Por seu turno, Eliana Gersão, ob. cit., afirma que, com a nova lei, se visou «consagrar a posição jurídica a que as crianças têm direito no mundo de hoje, instituir um regime coerente com os princípios que enformam outros ramos do nosso ordenamento jurídico (direito constitucional, direito penal e processual penal, direito da família) e com os instrumentos diplomáticos internacionais a que o país se encontra vinculado e encontrar, em última análise, uma resposta mais adequada e humanista à delinquência juvenil».
No aspecto processual, destaca o direito dos menores a um due process of law, impondo que aos menores «sejam reconhecidas, pelo menos, as garantias do processo criminal de natureza constitucional, que, aliás, coincidem em larga medida com as mencionadas no artigo 40.º da Convenção sobre os Direitos da Criança».
3.6 - No mesmo sentido convém Teresa Bravo, que salienta «prerrogativas legais e processuais», como as já indicadas, que constituem uma «aproximação ao estatuto do arguido no processo penal de adultos.» («As faces de Janus - Uma perspectiva crítica sobre o direito de menores em Portugal», Estudos em Homenagem ao Juiz Conselheiro António da Costa Neves Ribeiro, Almedina).
3.7 - Mas percorramos algumas disposições da lei, na mira de lhe surpreendermos as características já apontadas e a sua aproximação aos princípios do direito penal e do processo penal.

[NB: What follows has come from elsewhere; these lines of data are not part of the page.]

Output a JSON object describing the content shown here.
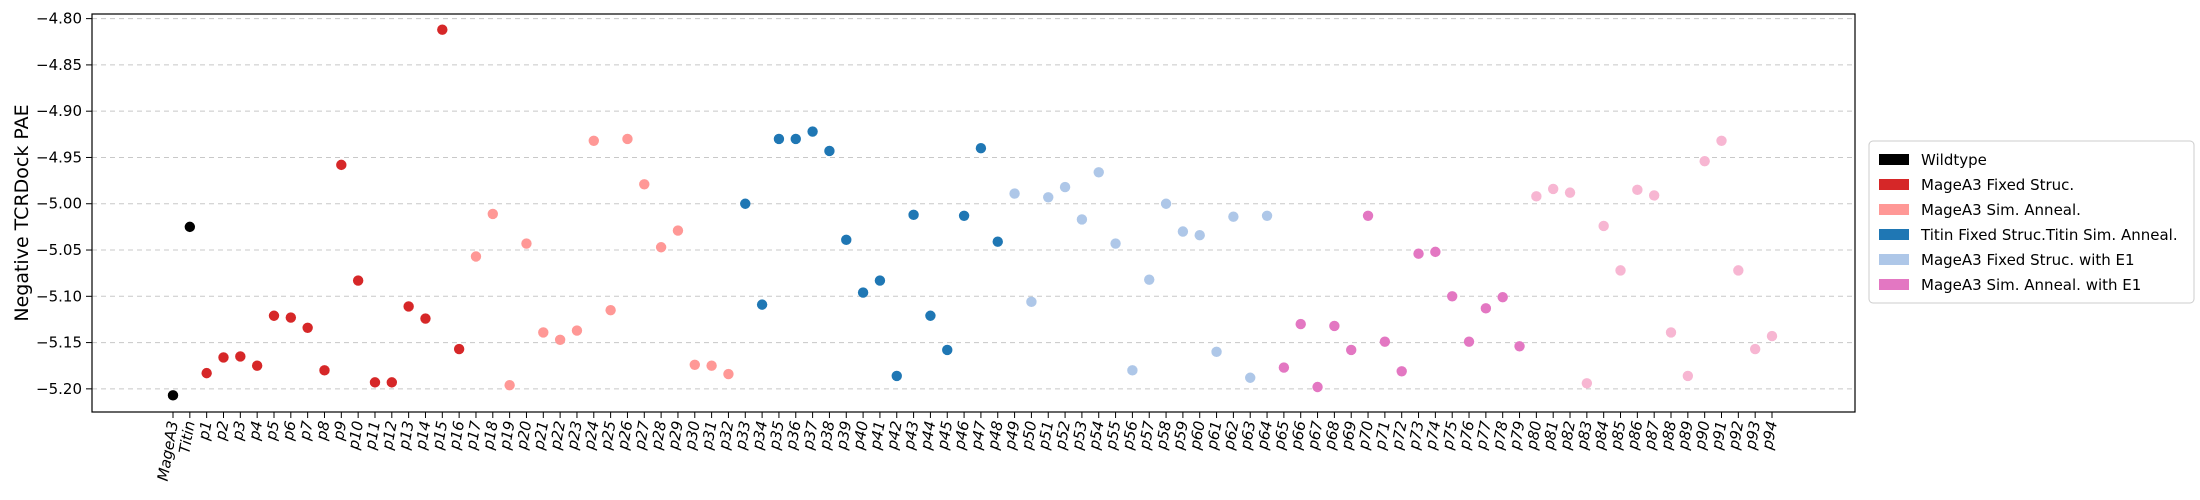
{
  "chart_data": {
    "type": "scatter",
    "ylabel": "Negative TCRDock PAE",
    "xlabel": "",
    "ylim": [
      -5.225,
      -4.795
    ],
    "yticks": [
      -5.2,
      -5.15,
      -5.1,
      -5.05,
      -5.0,
      -4.95,
      -4.9,
      -4.85,
      -4.8
    ],
    "ytick_labels": [
      "−5.20",
      "−5.15",
      "−5.10",
      "−5.05",
      "−5.00",
      "−4.95",
      "−4.90",
      "−4.85",
      "−4.80"
    ],
    "grid": "horizontal-dashed",
    "legend_position": "right",
    "categories": [
      "MageA3",
      "Titin",
      "p1",
      "p2",
      "p3",
      "p4",
      "p5",
      "p6",
      "p7",
      "p8",
      "p9",
      "p10",
      "p11",
      "p12",
      "p13",
      "p14",
      "p15",
      "p16",
      "p17",
      "p18",
      "p19",
      "p20",
      "p21",
      "p22",
      "p23",
      "p24",
      "p25",
      "p26",
      "p27",
      "p28",
      "p29",
      "p30",
      "p31",
      "p32",
      "p33",
      "p34",
      "p35",
      "p36",
      "p37",
      "p38",
      "p39",
      "p40",
      "p41",
      "p42",
      "p43",
      "p44",
      "p45",
      "p46",
      "p47",
      "p48",
      "p49",
      "p50",
      "p51",
      "p52",
      "p53",
      "p54",
      "p55",
      "p56",
      "p57",
      "p58",
      "p59",
      "p60",
      "p61",
      "p62",
      "p63",
      "p64",
      "p65",
      "p66",
      "p67",
      "p68",
      "p69",
      "p70",
      "p71",
      "p72",
      "p73",
      "p74",
      "p75",
      "p76",
      "p77",
      "p78",
      "p79",
      "p80",
      "p81",
      "p82",
      "p83",
      "p84",
      "p85",
      "p86",
      "p87",
      "p88",
      "p89",
      "p90",
      "p91",
      "p92",
      "p93",
      "p94"
    ],
    "series": [
      {
        "name": "Wildtype",
        "color": "#000000",
        "points": [
          [
            "MageA3",
            -5.207
          ],
          [
            "Titin",
            -5.025
          ]
        ]
      },
      {
        "name": "MageA3 Fixed Struc.",
        "color": "#d62728",
        "points": [
          [
            "p1",
            -5.183
          ],
          [
            "p2",
            -5.166
          ],
          [
            "p3",
            -5.165
          ],
          [
            "p4",
            -5.175
          ],
          [
            "p5",
            -5.121
          ],
          [
            "p6",
            -5.123
          ],
          [
            "p7",
            -5.134
          ],
          [
            "p8",
            -5.18
          ],
          [
            "p9",
            -4.958
          ],
          [
            "p10",
            -5.083
          ],
          [
            "p11",
            -5.193
          ],
          [
            "p12",
            -5.193
          ],
          [
            "p13",
            -5.111
          ],
          [
            "p14",
            -5.124
          ],
          [
            "p15",
            -4.812
          ],
          [
            "p16",
            -5.157
          ]
        ]
      },
      {
        "name": "MageA3 Sim. Anneal.",
        "color": "#ff9896",
        "points": [
          [
            "p17",
            -5.057
          ],
          [
            "p18",
            -5.011
          ],
          [
            "p19",
            -5.196
          ],
          [
            "p20",
            -5.043
          ],
          [
            "p21",
            -5.139
          ],
          [
            "p22",
            -5.147
          ],
          [
            "p23",
            -5.137
          ],
          [
            "p24",
            -4.932
          ],
          [
            "p25",
            -5.115
          ],
          [
            "p26",
            -4.93
          ],
          [
            "p27",
            -4.979
          ],
          [
            "p28",
            -5.047
          ],
          [
            "p29",
            -5.029
          ],
          [
            "p30",
            -5.174
          ],
          [
            "p31",
            -5.175
          ],
          [
            "p32",
            -5.184
          ]
        ]
      },
      {
        "name": "Titin Fixed Struc.Titin Sim. Anneal.",
        "color": "#1f77b4",
        "points": [
          [
            "p33",
            -5.0
          ],
          [
            "p34",
            -5.109
          ],
          [
            "p35",
            -4.93
          ],
          [
            "p36",
            -4.93
          ],
          [
            "p37",
            -4.922
          ],
          [
            "p38",
            -4.943
          ],
          [
            "p39",
            -5.039
          ],
          [
            "p40",
            -5.096
          ],
          [
            "p41",
            -5.083
          ],
          [
            "p42",
            -5.186
          ],
          [
            "p43",
            -5.012
          ],
          [
            "p44",
            -5.121
          ],
          [
            "p45",
            -5.158
          ],
          [
            "p46",
            -5.013
          ],
          [
            "p47",
            -4.94
          ],
          [
            "p48",
            -5.041
          ]
        ]
      },
      {
        "name": "MageA3 Fixed Struc. with E1",
        "color": "#aec7e8",
        "points": [
          [
            "p49",
            -4.989
          ],
          [
            "p50",
            -5.106
          ],
          [
            "p51",
            -4.993
          ],
          [
            "p52",
            -4.982
          ],
          [
            "p53",
            -5.017
          ],
          [
            "p54",
            -4.966
          ],
          [
            "p55",
            -5.043
          ],
          [
            "p56",
            -5.18
          ],
          [
            "p57",
            -5.082
          ],
          [
            "p58",
            -5.0
          ],
          [
            "p59",
            -5.03
          ],
          [
            "p60",
            -5.034
          ],
          [
            "p61",
            -5.16
          ],
          [
            "p62",
            -5.014
          ],
          [
            "p63",
            -5.188
          ],
          [
            "p64",
            -5.013
          ]
        ]
      },
      {
        "name": "MageA3 Sim. Anneal. with E1",
        "color": "#e377c2",
        "points": [
          [
            "p65",
            -5.177
          ],
          [
            "p66",
            -5.13
          ],
          [
            "p67",
            -5.198
          ],
          [
            "p68",
            -5.132
          ],
          [
            "p69",
            -5.158
          ],
          [
            "p70",
            -5.013
          ],
          [
            "p71",
            -5.149
          ],
          [
            "p72",
            -5.181
          ],
          [
            "p73",
            -5.054
          ],
          [
            "p74",
            -5.052
          ],
          [
            "p75",
            -5.1
          ],
          [
            "p76",
            -5.149
          ],
          [
            "p77",
            -5.113
          ],
          [
            "p78",
            -5.101
          ],
          [
            "p79",
            -5.154
          ]
        ]
      },
      {
        "name": "",
        "color": "#f7b6d2",
        "points": [
          [
            "p80",
            -4.992
          ],
          [
            "p81",
            -4.984
          ],
          [
            "p82",
            -4.988
          ],
          [
            "p83",
            -5.194
          ],
          [
            "p84",
            -5.024
          ],
          [
            "p85",
            -5.072
          ],
          [
            "p86",
            -4.985
          ],
          [
            "p87",
            -4.991
          ],
          [
            "p88",
            -5.139
          ],
          [
            "p89",
            -5.186
          ],
          [
            "p90",
            -4.954
          ],
          [
            "p91",
            -4.932
          ],
          [
            "p92",
            -5.072
          ],
          [
            "p93",
            -5.157
          ],
          [
            "p94",
            -5.143
          ]
        ]
      }
    ]
  }
}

3.7.1 - De todo o conspecto normativo que constitui a LTE se retira a ideia básica de que o direito penal é a fonte dos valores a ter em conta para o desencadeamento do processo tutelar, muito embora este último não tenha cariz punitivo, mas encontre a sua razão de ser na educação para o direito, estabelecida no interesse do menor, mas também tendo preocupações com a paz e segurança sociais, procurando satisfazer exigências comunitárias de prevenção através da intervenção educativa, quando e na medida em que deva impor-se contra a vontade do próprio menor (ao menos no caso de medida institucional) e de quem detém o poder paternal, limitando a autonomia de decisão e de condução de vida, pelo que respeita ao menor, e o direito de educação e manutenção dos filhos, pelo que toca aos pais (artigos 2.º, 4.º, 6.º, 17.º e 18.º).
O processo, iniciando-se com o conhecimento ou denúncia do facto, segue uma forma analógica à do processo penal, com o Ministério Público a figurar como detentor exclusivo da acção tutelar e como titular do inquérito, o juiz a praticar os actos jurisdicionais a ele relativos e o menor investido da qualidade de um dos sujeitos processuais, dotado de um conjunto de direitos e prerrogativas (garantias criminais), que constituem um estatuto próximo do do arguido (artigos 28.º, 29.º, 30.º, 40.º e 45.º).
A comprovação do facto está sujeita a regras e princípios de prova que obedecem a princípios idênticos às daquele processo, estando a audiência sujeita ao principio do contraditório (artigos 92.º, 94.º e 104.º).
As medidas tutelares, sobretudo as não institucionais, obedecem a uma certa flexibilidade na sua aplicação, segundo os princípios da necessidade, da actualidade e da adesão, podendo mesmo não ser aplicadas se isso for do interesse do menor (artigos 56.º a 60.º).
A medida de internamento é aplicada como ultima ratio para os casos de maior gravidade da delinquência juvenil, traduzindo-se na colocação do menor em centro educativo e implicando, em maior ou menor grau, uma restrição do contacto com o meio exterior, podendo mesmo traduzir-se, no caso de ser em regime fechado, numa segregação do menor em relação ao ambiente externo, «estando as saídas, sob acompanhamento, estritamente limitadas ao cumprimento de obrigações judiciais, à satisfação de necessidades de saúde ou a outros motivos igualmente ponderosos e excepcionais» (n.º 1 do artigo 169.º).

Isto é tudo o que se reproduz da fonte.